Liquidsky: I work in the allied healthcare field and agree with you about having a strong suspicion of dx based on hx alone, although I recall reading an article which suggested asking about hx last, so as not to have tunnel vision in coming up with a working dx.
In the ER, a focused exam makes the most sense, as you're not assessing overall health.
One doctor, who was writing about modesty and medical care, specifically with the sports physical, pointed out the literature really doesn't point to a need for a hernia exam for guys. They rarely have hernias and if they have a hernia, nothing is done about it if they're asymptomatic and there's no need to restrict their activity.
On the other hand, in terms of an annual physical, I think it's important to be thorough, even if it rarely reveals a pathology. I suppose I feel strongly about this because my Dad went to a physician who was very thorough. He discovered swollen lymph glands during an annual physical. They caught the Hodgkin's Disease early. I can't imagine how far it would have had to spread before he became symptomatic.
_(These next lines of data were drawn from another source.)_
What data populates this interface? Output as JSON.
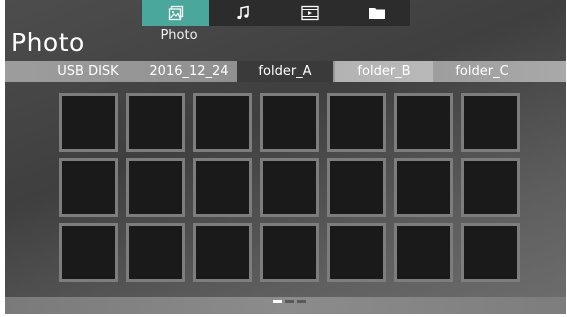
{
  "media_tabs": [
    {
      "id": "photo",
      "icon": "photo-icon",
      "active": true
    },
    {
      "id": "music",
      "icon": "music-note-icon",
      "active": false
    },
    {
      "id": "video",
      "icon": "film-icon",
      "active": false
    },
    {
      "id": "folder",
      "icon": "folder-icon",
      "active": false
    }
  ],
  "active_tab_caption": "Photo",
  "page_title": "Photo",
  "path": [
    {
      "label": "USB DISK",
      "state": "normal"
    },
    {
      "label": "2016_12_24",
      "state": "normal"
    },
    {
      "label": "folder_A",
      "state": "selected"
    },
    {
      "label": "folder_B",
      "state": "highlight"
    },
    {
      "label": "folder_C",
      "state": "normal"
    }
  ],
  "grid": {
    "rows": 3,
    "columns": 7
  },
  "pagination": {
    "pages": 3,
    "current": 1
  },
  "colors": {
    "accent": "#4aa79b",
    "tab_bar": "#2c2c2c",
    "thumb_fill": "#1a1a1a",
    "thumb_border": "#7d7d7d"
  }
}
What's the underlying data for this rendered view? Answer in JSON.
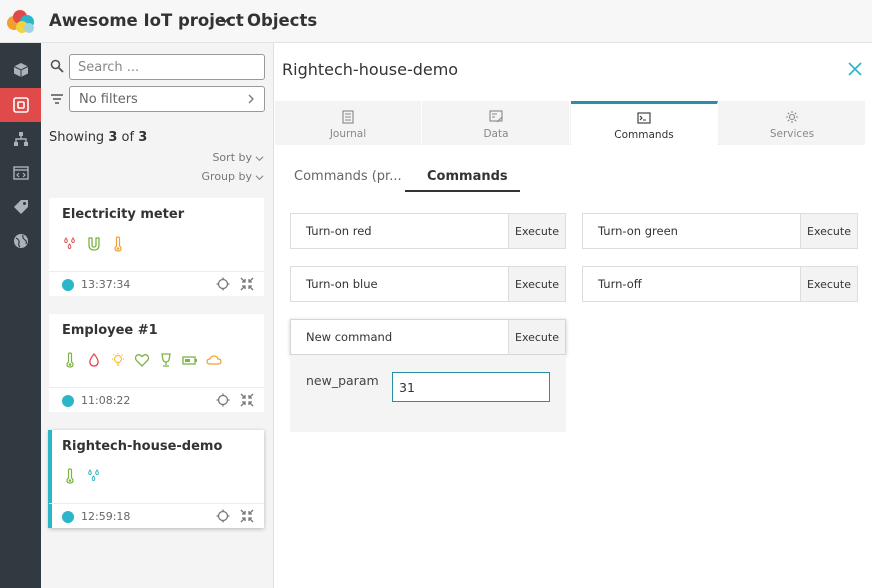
{
  "header": {
    "project_name": "Awesome IoT project",
    "section_title": "Objects"
  },
  "nav": {
    "items": [
      {
        "icon": "cube-icon",
        "active": false
      },
      {
        "icon": "objects-icon",
        "active": true
      },
      {
        "icon": "hierarchy-icon",
        "active": false
      },
      {
        "icon": "code-icon",
        "active": false
      },
      {
        "icon": "tag-icon",
        "active": false
      },
      {
        "icon": "globe-icon",
        "active": false
      }
    ]
  },
  "list": {
    "search_placeholder": "Search ...",
    "filter_text": "No filters",
    "showing_prefix": "Showing",
    "showing_count": "3",
    "showing_of": "of",
    "showing_total": "3",
    "sort_label": "Sort by",
    "group_label": "Group by",
    "objects": [
      {
        "name": "Electricity meter",
        "time": "13:37:34",
        "icons": [
          "drops-icon",
          "magnet-icon",
          "thermometer-icon"
        ],
        "selected": false
      },
      {
        "name": "Employee #1",
        "time": "11:08:22",
        "icons": [
          "thermometer-icon",
          "drop-icon",
          "bulb-icon",
          "heart-icon",
          "cup-icon",
          "battery-icon",
          "cloud-icon"
        ],
        "selected": false
      },
      {
        "name": "Rightech-house-demo",
        "time": "12:59:18",
        "icons": [
          "thermometer-icon",
          "drops-icon"
        ],
        "selected": true
      }
    ]
  },
  "detail": {
    "title": "Rightech-house-demo",
    "tabs": [
      {
        "label": "Journal",
        "icon": "journal-icon",
        "active": false
      },
      {
        "label": "Data",
        "icon": "data-icon",
        "active": false
      },
      {
        "label": "Commands",
        "icon": "terminal-icon",
        "active": true
      },
      {
        "label": "Services",
        "icon": "services-icon",
        "active": false
      }
    ],
    "subtabs": [
      "Commands (pr...",
      "Commands"
    ],
    "commands": [
      {
        "label": "Turn-on red",
        "button": "Execute"
      },
      {
        "label": "Turn-on green",
        "button": "Execute"
      },
      {
        "label": "Turn-on blue",
        "button": "Execute"
      },
      {
        "label": "Turn-off",
        "button": "Execute"
      },
      {
        "label": "New command",
        "button": "Execute"
      }
    ],
    "param": {
      "label": "new_param",
      "value": "31"
    }
  },
  "colors": {
    "accent": "#2ab5c8",
    "tab_active": "#2a8fa3",
    "nav_bg": "#313a40",
    "nav_active": "#e04a4a",
    "sensor_green": "#7cb342",
    "sensor_red": "#e04a4a",
    "sensor_orange": "#f0a030",
    "sensor_blue": "#2ab5c8"
  }
}
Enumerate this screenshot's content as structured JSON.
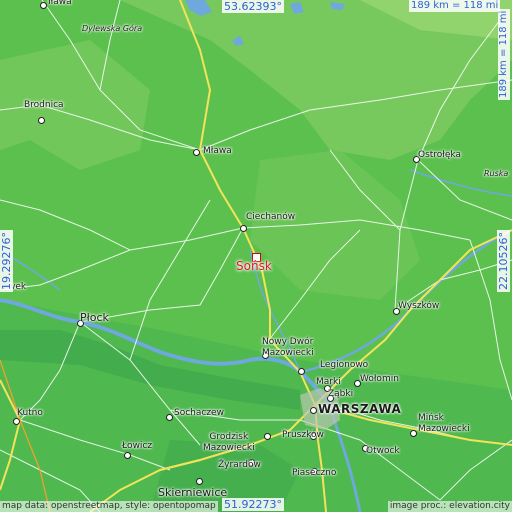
{
  "map": {
    "colors": {
      "lowland": "#5cc04f",
      "upland": "#9bd673",
      "valley": "#3fae52",
      "river": "#6fa8dc",
      "road_major": "#f2e35a",
      "road_minor": "#ffffff",
      "target": "#e8152d",
      "coord_text": "#2e5ed8"
    },
    "target": {
      "name": "Sońsk"
    },
    "coords": {
      "top_lat": "53.62393°",
      "bottom_lat": "51.92273°",
      "left_lon": "19.29276°",
      "right_lon": "22.10526°"
    },
    "scale": {
      "horizontal": "189 km = 118 mi",
      "vertical": "189 km = 118 mi"
    },
    "cities": {
      "ilawa": "Iława",
      "dylewska": "Dylewska Góra",
      "brodnica": "Brodnica",
      "mlawa": "Mława",
      "ostroleka": "Ostrołęka",
      "ruska": "Ruska",
      "ciechanow": "Ciechanów",
      "wek": "wek",
      "plock": "Płock",
      "wyszkow": "Wyszków",
      "nowy_dwor": "Nowy Dwór\nMazowiecki",
      "legionowo": "Legionowo",
      "marki": "Marki",
      "wolomin": "Wołomin",
      "zabki": "Ząbki",
      "kutno": "Kutno",
      "sochaczew": "Sochaczew",
      "warszawa": "WARSZAWA",
      "minsk": "Mińsk\nMazowiecki",
      "grodzisk": "Grodzisk\nMazowiecki",
      "pruszkow": "Pruszków",
      "lowicz": "Łowicz",
      "otwock": "Otwock",
      "zyrardow": "Żyrardów",
      "piaseczno": "Piaseczno",
      "skierniewice": "Skierniewice"
    },
    "credits": {
      "left": "map data: openstreetmap, style: opentopomap",
      "right": "image proc.: elevation.city"
    }
  }
}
I also agree with you about the value of lab tests and imaging studies, but again, there's a downside. A person was in the ER for abd. pn. and the doctor sent him for an MRI. Legally he's better protected than with a physical exam of the belly, but as a nurse pointed out, doctors aren't developing clinical skills as a result of reliance on tests. I suppose there's a trade-off there. Of course the imaging studies are the second largest cause of increasing health insurance rates. Then again, they may reduce malpractice insurance rates.